È vero anche che, oltre alle forti perplessità sollevate da parte degli advertiser in merito all’impatto dell’introduzione della Privacy Sandbox sul mercato della pubblicità online, anche alcune autorità antitrust si sono attivate per verificarne i potenziali effetti anticoncorrenziali, temendo che la nuova soluzione possa pregiudicare eccessivamente i publisher e, al contempo, minare la concorrenza nel digital advertising, rafforzando ulteriormente la posizione di Google.
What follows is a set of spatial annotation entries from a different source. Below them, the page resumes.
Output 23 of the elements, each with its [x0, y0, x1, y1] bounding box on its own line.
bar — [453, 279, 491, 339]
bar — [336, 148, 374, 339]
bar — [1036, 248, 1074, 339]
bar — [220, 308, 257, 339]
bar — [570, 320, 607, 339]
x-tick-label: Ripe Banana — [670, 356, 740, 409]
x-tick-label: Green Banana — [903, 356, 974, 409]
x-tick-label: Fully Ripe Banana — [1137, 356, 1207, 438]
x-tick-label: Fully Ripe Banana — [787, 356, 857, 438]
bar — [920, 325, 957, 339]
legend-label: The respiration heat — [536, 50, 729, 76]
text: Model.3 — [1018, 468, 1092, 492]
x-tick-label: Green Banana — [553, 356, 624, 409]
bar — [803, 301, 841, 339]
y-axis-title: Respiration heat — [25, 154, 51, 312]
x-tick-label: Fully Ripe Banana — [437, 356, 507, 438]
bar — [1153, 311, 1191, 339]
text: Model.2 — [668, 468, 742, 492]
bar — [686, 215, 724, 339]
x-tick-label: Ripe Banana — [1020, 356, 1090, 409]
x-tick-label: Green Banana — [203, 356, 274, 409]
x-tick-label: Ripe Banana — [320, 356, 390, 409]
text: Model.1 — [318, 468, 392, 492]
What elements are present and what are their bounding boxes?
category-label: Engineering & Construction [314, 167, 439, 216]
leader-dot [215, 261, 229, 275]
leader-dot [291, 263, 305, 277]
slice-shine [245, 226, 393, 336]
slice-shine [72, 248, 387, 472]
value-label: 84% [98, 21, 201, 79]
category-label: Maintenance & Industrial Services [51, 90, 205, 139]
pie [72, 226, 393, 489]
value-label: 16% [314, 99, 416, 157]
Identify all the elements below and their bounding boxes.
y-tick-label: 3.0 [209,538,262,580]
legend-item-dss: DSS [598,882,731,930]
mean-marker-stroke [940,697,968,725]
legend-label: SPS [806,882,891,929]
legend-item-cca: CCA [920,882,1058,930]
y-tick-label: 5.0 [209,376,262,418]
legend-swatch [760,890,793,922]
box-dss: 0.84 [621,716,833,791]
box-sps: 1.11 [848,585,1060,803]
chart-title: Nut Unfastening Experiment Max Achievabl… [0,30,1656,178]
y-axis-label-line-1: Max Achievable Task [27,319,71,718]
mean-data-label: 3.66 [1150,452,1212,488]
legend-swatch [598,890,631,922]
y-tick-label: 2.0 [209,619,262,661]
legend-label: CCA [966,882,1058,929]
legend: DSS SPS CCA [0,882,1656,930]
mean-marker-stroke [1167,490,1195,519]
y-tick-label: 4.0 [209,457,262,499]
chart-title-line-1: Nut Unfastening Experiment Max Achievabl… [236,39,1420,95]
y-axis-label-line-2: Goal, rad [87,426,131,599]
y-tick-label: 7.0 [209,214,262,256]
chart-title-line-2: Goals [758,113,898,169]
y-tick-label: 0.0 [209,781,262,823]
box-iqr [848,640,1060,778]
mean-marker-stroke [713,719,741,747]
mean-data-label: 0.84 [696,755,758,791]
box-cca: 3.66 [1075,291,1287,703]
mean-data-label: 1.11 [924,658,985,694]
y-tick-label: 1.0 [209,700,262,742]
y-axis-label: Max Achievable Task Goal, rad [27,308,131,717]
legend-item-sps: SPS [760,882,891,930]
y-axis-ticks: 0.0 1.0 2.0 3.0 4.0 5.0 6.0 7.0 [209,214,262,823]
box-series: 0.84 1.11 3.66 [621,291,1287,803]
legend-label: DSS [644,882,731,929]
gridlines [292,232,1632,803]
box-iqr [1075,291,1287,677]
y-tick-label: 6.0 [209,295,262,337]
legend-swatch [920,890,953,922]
L’installazione dei cookie è uno dei pilastri del marketing, ma questo settore economico sarà fortemente impattato anche dall’avvento del nuovo Regolamento e-privacy che prevede (al momento come suggerimento e non come obbligo), tra le altre cose, di consentire all’utente di operare la scelta sui cookie nel momento in cui viene aperto il browser e non di ripeterla per ogni sito: è evidente che molti dei principali provider si stiano muovendo proprio in tal senso.  Indipendentemente quindi dalle scelte dei provider che predominano nel panorama della digital advertising, ogni azienda dovrà attendersi che le venga richiesto di rinnovare e rimodulare la propria marketing strategy nei prossimi anni.